Hypergeometric-Gaussian Modes

TL;DR

This paper introduces a new family of laser beam modes called hypergeometric-Gaussian (HyGG) modes, characterized by a singular phase profile, finite power, and specific intensity patterns, with potential applications in optics.

Contribution

The paper presents the first experimental generation and analysis of HyGG modes, a novel set of laser beam modes with unique phase and intensity characteristics.

Findings

HyGG modes have a singular phase profile and a single bright ring intensity pattern.

HyGG modes are eigenfunctions of photon orbital angular momentum.

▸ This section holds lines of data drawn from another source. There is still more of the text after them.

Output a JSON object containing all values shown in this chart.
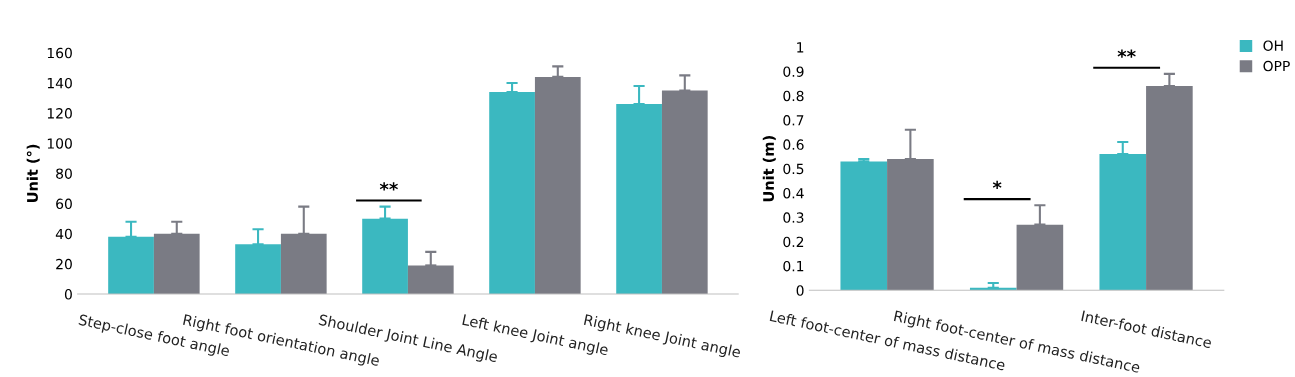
{
  "chart_data": [
    {
      "type": "bar",
      "ylabel": "Unit (°)",
      "categories": [
        "Step-close foot angle",
        "Right foot orientation angle",
        "Shoulder Joint Line Angle",
        "Left knee Joint angle",
        "Right knee Joint angle"
      ],
      "series": [
        {
          "color": "#3bb8c0",
          "values": [
            38,
            33,
            50,
            134,
            126
          ],
          "errors": [
            [
              38,
              48
            ],
            [
              33,
              43
            ],
            [
              50,
              58
            ],
            [
              134,
              140
            ],
            [
              126,
              138
            ]
          ]
        },
        {
          "color": "#7a7b84",
          "values": [
            40,
            40,
            19,
            144,
            135
          ],
          "errors": [
            [
              40,
              48
            ],
            [
              40,
              58
            ],
            [
              19,
              28
            ],
            [
              144,
              151
            ],
            [
              135,
              145
            ]
          ]
        }
      ],
      "ylim": [
        0,
        160
      ],
      "yticks": [
        0,
        20,
        40,
        60,
        80,
        100,
        120,
        140,
        160
      ],
      "grid": false,
      "annotations": [
        "**"
      ]
    },
    {
      "type": "bar",
      "ylabel": "Unit (m)",
      "categories": [
        "Left foot-center of mass distance",
        "Right foot-center of mass distance",
        "Inter-foot distance"
      ],
      "series": [
        {
          "name": "OH",
          "color": "#3bb8c0",
          "values": [
            0.53,
            0.01,
            0.56
          ],
          "errors": [
            [
              0.53,
              0.54
            ],
            [
              0.01,
              0.03
            ],
            [
              0.56,
              0.61
            ]
          ]
        },
        {
          "name": "OPP",
          "color": "#7a7b84",
          "values": [
            0.54,
            0.27,
            0.84
          ],
          "errors": [
            [
              0.54,
              0.66
            ],
            [
              0.27,
              0.35
            ],
            [
              0.84,
              0.89
            ]
          ]
        }
      ],
      "ylim": [
        0,
        1
      ],
      "yticks": [
        0,
        0.1,
        0.2,
        0.3,
        0.4,
        0.5,
        0.6,
        0.7,
        0.8,
        0.9,
        1
      ],
      "grid": false,
      "legend": "top right",
      "annotations": [
        "*",
        "**"
      ]
    }
  ]
}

HyGG modes can be generated using liquid-crystal spatial light modulators.

Abstract

We studied a novel family of paraxial laser beams forming an overcomplete yet nonorthogonal set of modes. These modes have a singular phase profile and are eigenfunctions of the photon orbital angular momentum. The intensity profile is characterized by a single brilliant ring with the singularity at its center, where the field amplitude vanishes. The complex amplitude is proportional to the degenerate (confluent) hypergeometric function, and therefore we term such beams hypergeometric gaussian (HyGG) modes. Unlike the recently introduced hypergeometric modes (Opt. Lett. {\textbf 32}, 742 (2007)), the HyGG modes carry a finite power and have been generated in this work with a liquid-crystal spatial light modulator. We briefly consider some sub-families of the HyGG modes as the modified Bessel Gaussian modes, the modified exponential Gaussian modes and the modified Laguerre-Gaussian modes.